Mortgage lending activity has been relatively buoyant in recent months. According to the latest Bank of England figures, gross mortgage advances totalled £12.6 billion in March. Helped by seasonal factors, this was more than a fifth higher than in February. But it was also 10% higher than a year ago, continuing a recent run of higher year-on-year lending.
Chart 1: Quarterly analysis of mortgage lending, £ million
Buy to let lending has picked up strongly over recent quarters, but this is from very depressed levels - buy-to-let lending is still only around a third of its 2007 levels – and so this represents only a relatively small part of the overall firmer picture.
With remortgage activity easing back somewhat over recent months, it is really stronger lending for house purchase since late 2011 that has underpinned the more buoyant lending picture.

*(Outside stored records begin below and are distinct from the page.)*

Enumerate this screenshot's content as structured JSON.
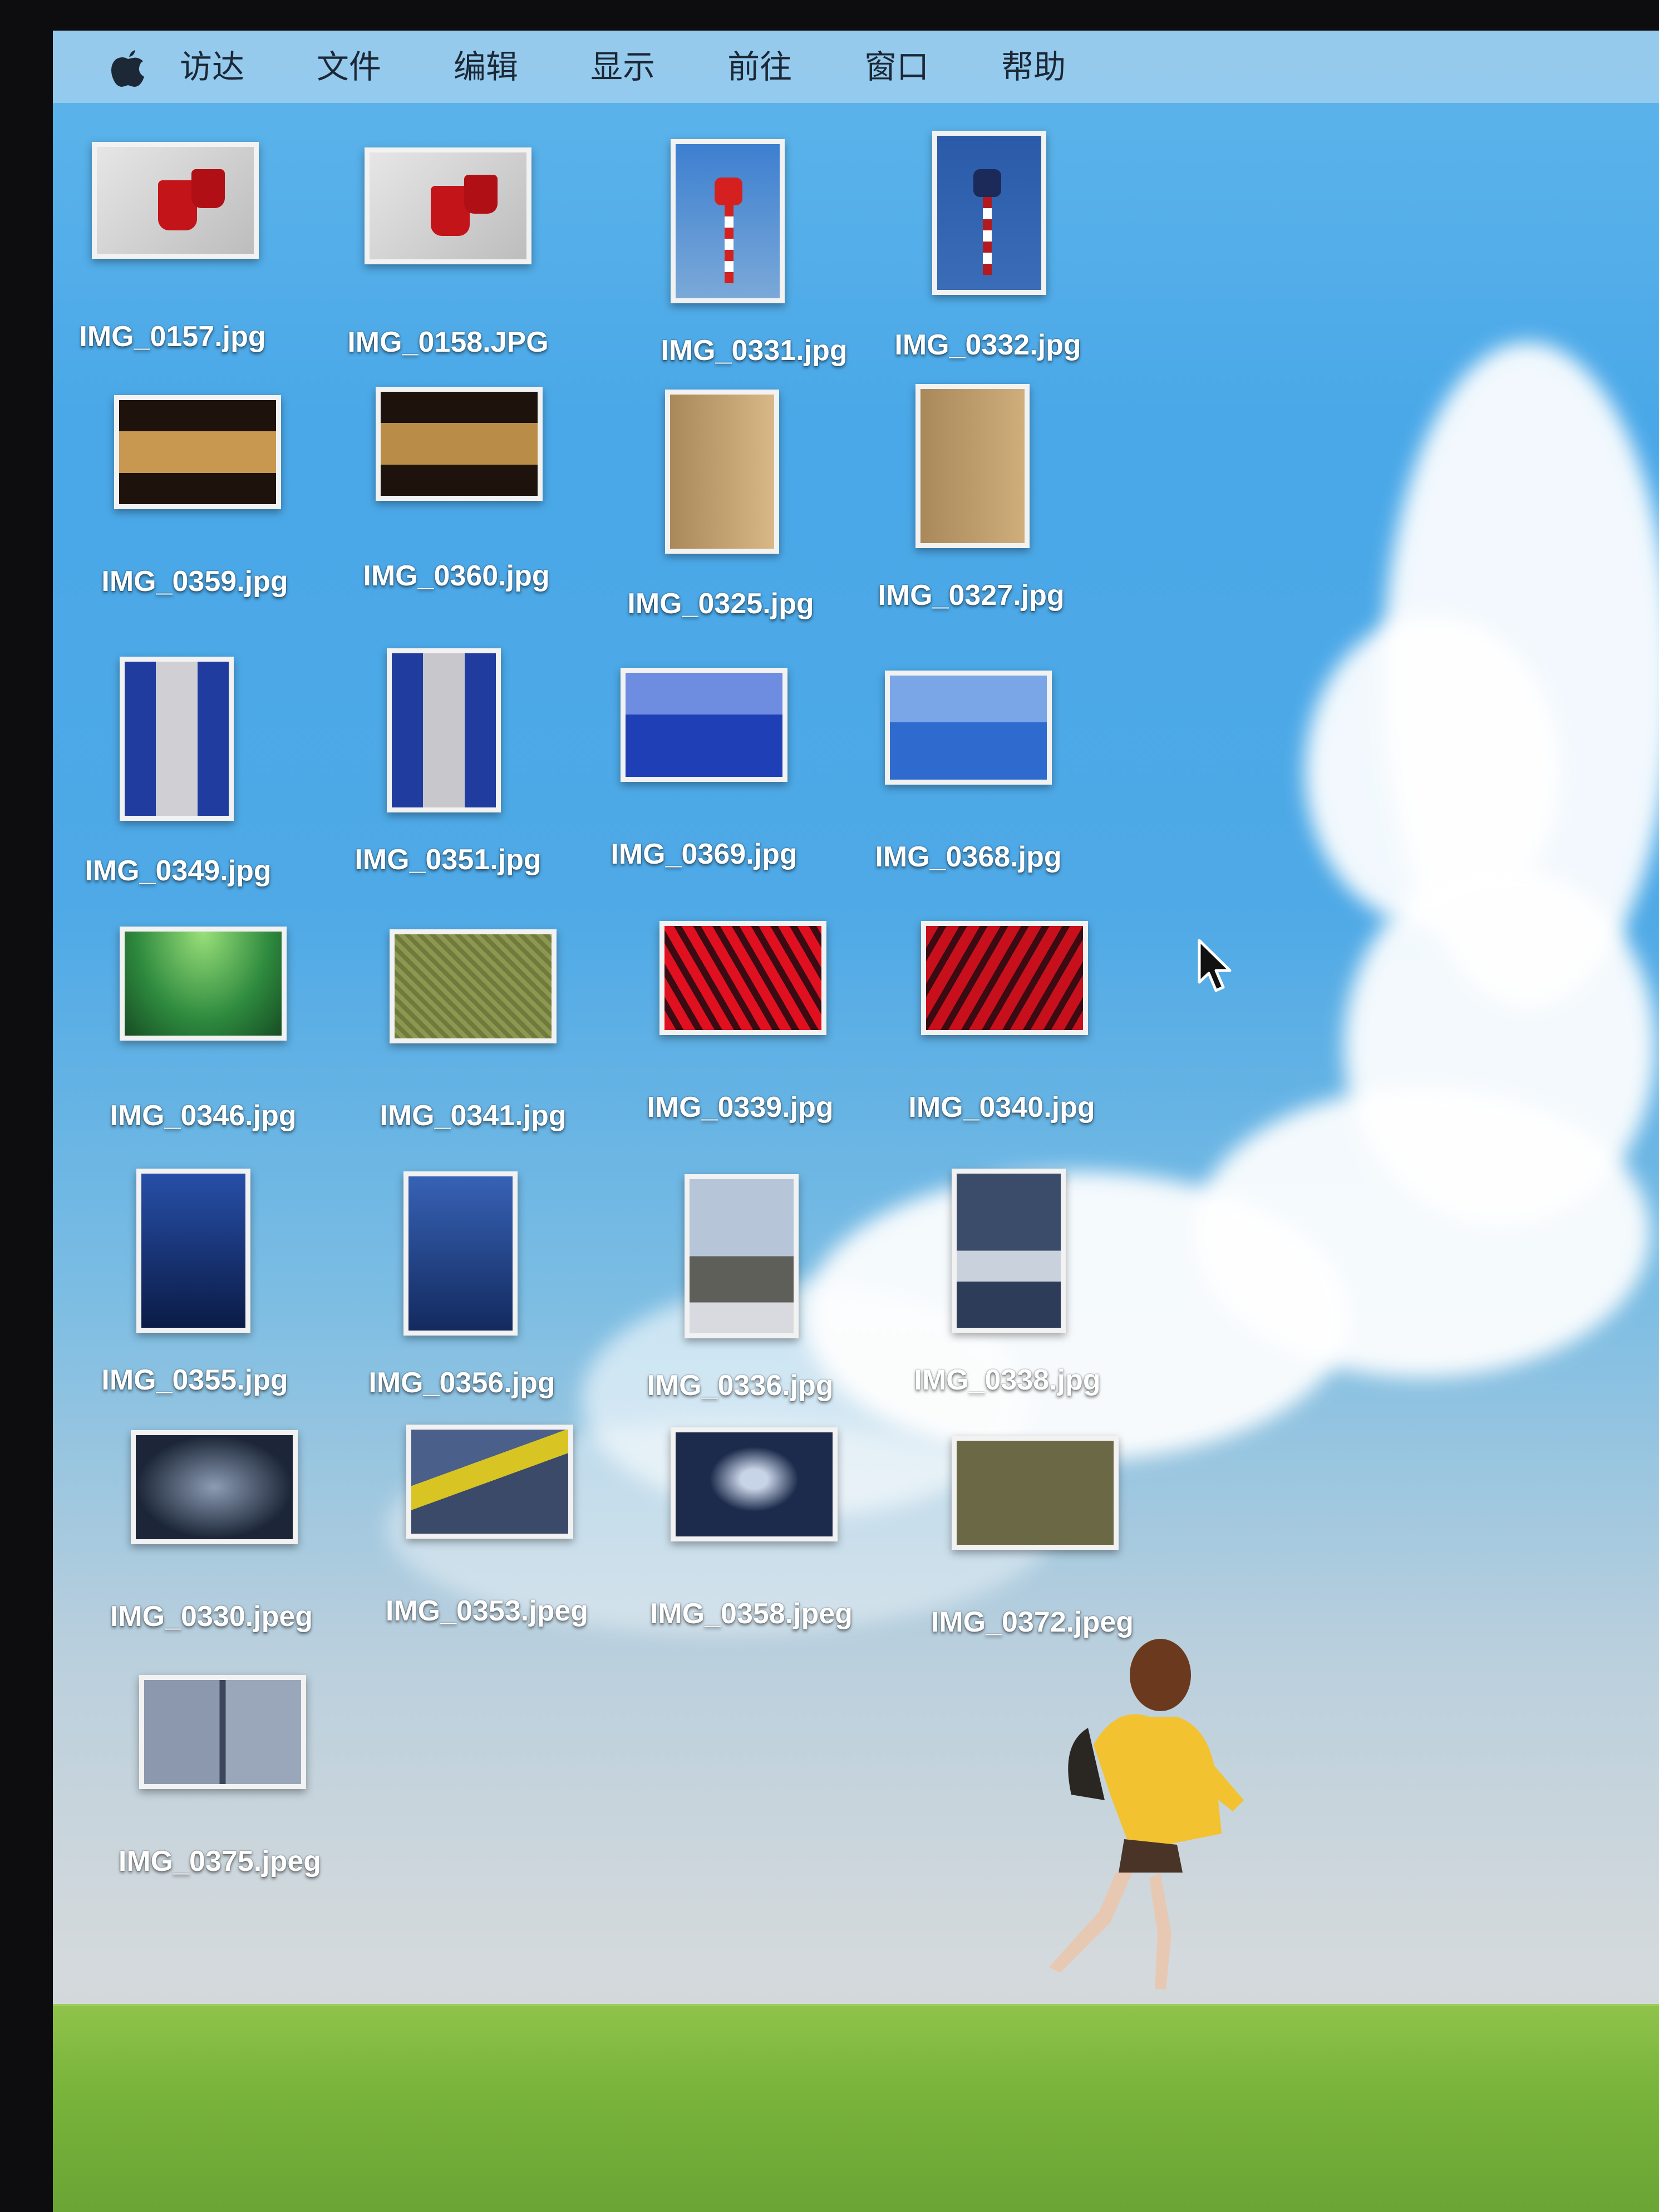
{
  "menubar": {
    "apple_icon": "apple-logo-icon",
    "items": [
      "访达",
      "文件",
      "编辑",
      "显示",
      "前往",
      "窗口",
      "帮助"
    ]
  },
  "desktop": {
    "files": [
      {
        "name": "IMG_0157.jpg",
        "thumb": "red-mugs"
      },
      {
        "name": "IMG_0158.JPG",
        "thumb": "red-mugs"
      },
      {
        "name": "IMG_0331.jpg",
        "thumb": "stop-sign"
      },
      {
        "name": "IMG_0332.jpg",
        "thumb": "stop-sign-dark"
      },
      {
        "name": "IMG_0359.jpg",
        "thumb": "lobby-doors"
      },
      {
        "name": "IMG_0360.jpg",
        "thumb": "lobby-doors"
      },
      {
        "name": "IMG_0325.jpg",
        "thumb": "gallery-hall"
      },
      {
        "name": "IMG_0327.jpg",
        "thumb": "gallery-hall"
      },
      {
        "name": "IMG_0349.jpg",
        "thumb": "store-aisle"
      },
      {
        "name": "IMG_0351.jpg",
        "thumb": "store-aisle"
      },
      {
        "name": "IMG_0369.jpg",
        "thumb": "blue-skyline"
      },
      {
        "name": "IMG_0368.jpg",
        "thumb": "blue-skyline"
      },
      {
        "name": "IMG_0346.jpg",
        "thumb": "green-ceiling"
      },
      {
        "name": "IMG_0341.jpg",
        "thumb": "green-mesh"
      },
      {
        "name": "IMG_0339.jpg",
        "thumb": "red-sculpture"
      },
      {
        "name": "IMG_0340.jpg",
        "thumb": "red-sculpture"
      },
      {
        "name": "IMG_0355.jpg",
        "thumb": "blue-corridor"
      },
      {
        "name": "IMG_0356.jpg",
        "thumb": "blue-corridor"
      },
      {
        "name": "IMG_0336.jpg",
        "thumb": "city-tower"
      },
      {
        "name": "IMG_0338.jpg",
        "thumb": "city-street"
      },
      {
        "name": "IMG_0330.jpeg",
        "thumb": "crumpled-bag"
      },
      {
        "name": "IMG_0353.jpeg",
        "thumb": "caution-tape"
      },
      {
        "name": "IMG_0358.jpeg",
        "thumb": "plastic-bag"
      },
      {
        "name": "IMG_0372.jpeg",
        "thumb": "olive-texture"
      },
      {
        "name": "IMG_0375.jpeg",
        "thumb": "machines"
      }
    ]
  },
  "cursor_icon": "mouse-pointer-icon",
  "wallpaper": "sky-clouds-grass-running-child"
}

While we cannot fully explain why this has happened, part of the explanation may be that the temporary stamp duty concession for first-time buyers prompted housing chains to complete and so triggered stronger sales. Given the unfavourable economic and financial backdrop, we find it hard to believe that these stronger levels of house purchase activity will be maintained.
We estimate that gross mortgage lending fell back to £10.2 billion in April, 19% lower than March and only 2% higher than a year ago.
But this may overstate any reversal in fortunes, given that our Regulated Mortgage Survey figures provided clear evidence of a spike in first-time buyer activity in March, immediately prior to the stamp duty concession for first-time buyers being withdrawn. To the extent that first-time buyers brought forwards transactions into March, we would expect to see a mirror effect in April.
The latest RICS survey appears to confirm our expectation of a fall in house sales following the end of the stamp duty concession.
The underlying picture then appears to be one of easing momentum in the housing market, but with potential for a sharper downwards correction on bad eurozone news.